As the pos field of the item is a span list, *concat* simply takes as arguments lists of spans (or span list list) and
returns their concatenation, a span list; e.g. concat [[Fragment(2,3);Fragment(3,4); Fragment(4,5)];[Fragment(5,6)]] will return the concatenate [Fragment (2,5);Fragment(5,6)], while concat [Fragment(2,3);Wild(4,5);Fragment(5,7)] will return [Fragment(2,3);Fragment(4,7)]. *span* *list* *list* is given a type definition as an *anonitem*; as OCaML lists are homogenous and of arbitrary length, the use of the outer list and the temporary data structure enables *f* to take as input an arbitrary
number of arguments (or equivalently, an n-tuple of arbitrary length)

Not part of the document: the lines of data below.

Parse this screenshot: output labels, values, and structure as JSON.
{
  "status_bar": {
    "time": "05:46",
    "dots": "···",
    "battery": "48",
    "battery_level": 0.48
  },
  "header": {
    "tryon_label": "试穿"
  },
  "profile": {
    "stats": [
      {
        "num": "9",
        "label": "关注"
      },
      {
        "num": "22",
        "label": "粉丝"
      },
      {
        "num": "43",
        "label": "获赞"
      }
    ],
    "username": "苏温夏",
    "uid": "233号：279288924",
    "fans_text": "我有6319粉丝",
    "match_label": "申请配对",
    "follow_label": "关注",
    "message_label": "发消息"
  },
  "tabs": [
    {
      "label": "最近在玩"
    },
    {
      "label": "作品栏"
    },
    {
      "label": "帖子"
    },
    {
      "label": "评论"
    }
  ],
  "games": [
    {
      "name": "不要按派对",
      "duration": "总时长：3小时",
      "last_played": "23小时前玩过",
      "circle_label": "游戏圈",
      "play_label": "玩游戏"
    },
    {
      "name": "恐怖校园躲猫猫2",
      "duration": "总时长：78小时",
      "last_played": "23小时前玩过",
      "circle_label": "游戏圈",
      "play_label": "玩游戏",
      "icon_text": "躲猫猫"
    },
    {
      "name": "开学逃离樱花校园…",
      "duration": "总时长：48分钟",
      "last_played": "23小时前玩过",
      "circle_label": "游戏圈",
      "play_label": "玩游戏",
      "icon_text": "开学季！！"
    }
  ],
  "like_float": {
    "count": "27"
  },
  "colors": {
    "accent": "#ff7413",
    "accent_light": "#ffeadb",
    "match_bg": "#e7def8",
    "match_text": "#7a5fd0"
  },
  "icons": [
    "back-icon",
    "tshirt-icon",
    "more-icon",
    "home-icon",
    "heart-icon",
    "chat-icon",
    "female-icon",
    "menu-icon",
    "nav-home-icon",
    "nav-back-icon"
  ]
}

Recall that a Multiple Context Free Grammar rule has arguments and yield that are tuples of strings. Whereas the yield function of a context-free grammar rewriting rule conflates category rewriting and string concatenation, the yield function of a multiple context free grammar combines the category rewriting and string concatenation operations in a more complex mapping. Revisiting again the example of a context free grammar rewriting rule...

α → β γ (14) |

In a context free grammar, β must map onto a portion of the string which is prior to (left of) the part of the string which γ maps onto. This is not so in a Multiple Context Free Grammar.

A_{0} → f[A_{1},A_{2},...A_{q}]
(15) |

t7 → t4 t5 t6 [(2,0)][(1,0);(0,0);(1,1)]
(16) |

The yield function *f* is free to interpolate and concatenate the members of its argument tuples independently. It follows that the MCFG parser must delineate the concatenation function from the inference rules somewhat, as a given inference rule may not exhibit any instance of concatenation.

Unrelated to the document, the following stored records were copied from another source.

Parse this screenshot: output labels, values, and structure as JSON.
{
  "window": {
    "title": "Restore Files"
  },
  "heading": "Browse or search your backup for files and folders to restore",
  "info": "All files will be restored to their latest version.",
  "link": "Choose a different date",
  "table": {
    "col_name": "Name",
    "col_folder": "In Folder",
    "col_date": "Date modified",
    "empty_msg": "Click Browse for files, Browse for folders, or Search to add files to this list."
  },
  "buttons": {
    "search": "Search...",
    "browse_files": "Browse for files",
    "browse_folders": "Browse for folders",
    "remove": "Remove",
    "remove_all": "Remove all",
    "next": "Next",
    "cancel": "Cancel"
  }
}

Mcfgcky uses a separate chart to record derivational information needed to print analyses. As each items is inserted into the main chart, a key,value pair is recorded in the backpointer chart, and the backpointer key recorded in the main chart item’s backpointer field.

When the exhaustion mechanism closes the chart, and items matching the success criterion are retrieved, the pointers can be read off the success items and seed the backpointing mechanism.

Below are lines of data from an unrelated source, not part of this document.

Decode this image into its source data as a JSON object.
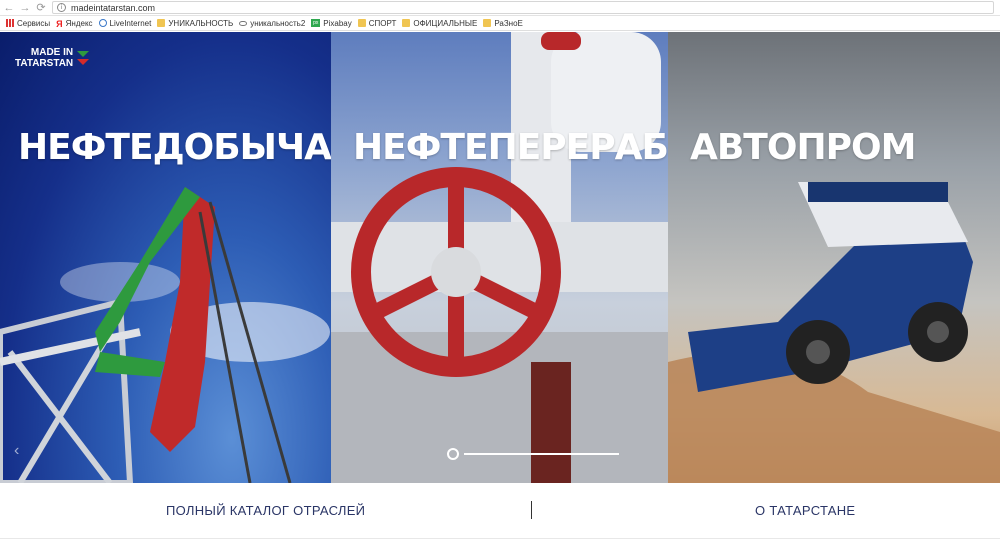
{
  "browser": {
    "url": "madeintatarstan.com",
    "bookmarks": [
      {
        "label": "Сервисы",
        "icon": "apps-icon"
      },
      {
        "label": "Яндекс",
        "icon": "yandex-icon"
      },
      {
        "label": "LiveInternet",
        "icon": "globe-icon"
      },
      {
        "label": "УНИКАЛЬНОСТЬ",
        "icon": "folder-icon"
      },
      {
        "label": "уникальность2",
        "icon": "eye-icon"
      },
      {
        "label": "Pixabay",
        "icon": "pixabay-icon"
      },
      {
        "label": "СПОРТ",
        "icon": "folder-icon"
      },
      {
        "label": "ОФИЦИАЛЬНЫЕ",
        "icon": "folder-icon"
      },
      {
        "label": "РаЗноЕ",
        "icon": "folder-icon"
      }
    ]
  },
  "site": {
    "logo_line1": "MADE IN",
    "logo_line2": "TATARSTAN",
    "flag_colors": [
      "#2e9a3e",
      "#ffffff",
      "#d42b2b"
    ]
  },
  "panels": [
    {
      "title": "НЕФТЕДОБЫЧА"
    },
    {
      "title": "НЕФТЕПЕРЕРАБОТКА"
    },
    {
      "title": "АВТОПРОМ"
    }
  ],
  "slider": {
    "prev_arrow": "‹"
  },
  "footer": {
    "left_link": "ПОЛНЫЙ КАТАЛОГ ОТРАСЛЕЙ",
    "right_link": "О ТАТАРСТАНЕ"
  }
}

In parsing modes, Mcfgcky can output a variety of derivation tree outputs in LaTeX, plain text, or dot. It can print out either MCFG derivation trees or MG derivation trees, provided the corresponding dictionary file from the Guillaumin [2004] is provided for the reverse compilation of MCFG categories back into MG feature prefixes. It does not at present output MG derived trees. Mcfgcky also will print out a product-sum graph in both parsing and statistical modes.

In statistical modes, Mcfgcky prints out reports with pertinent
information. In the verbose statistical mode, Mcfgcky prints out the
treebank grammar, derivation grammars, inside probabilities,
*h*^{→}, and fertility matrices, and entropies for each
prefix. *vec**h* and the fertility matrix could probably be shunted
off into a debugging mode. In the quiet statistical mode, Mcfgcky
prints out surprisals, entropies, and inside probability of the start
symbol (prefix probabilities) for each prefix.

Nederhof and Satta [2008] show that the number of iterations to convergence is dependent on the spectral radius. Convergence can be out of reach in pathological cases with *sr* ≈ 0.9, but convergence is readily obtainable for *sr* ≤ 0.7, which generally holds on natural language grammars.

Setting *n* = 100 should be sufficient for almost all natural language grammars trained from corpora, but caution is warranted when grammars have large spectral radii. We ran a series of tests on gazdar.mcfg, which is a quite loopy CFG with a spectral radius of INSERT. 15 show the results of parses of three and four word prefixes being parsed as n is incremented. The X-axes depict n, with entropies on the Y-axises. Entropy scores converged out to 16 significant digits around 50 n.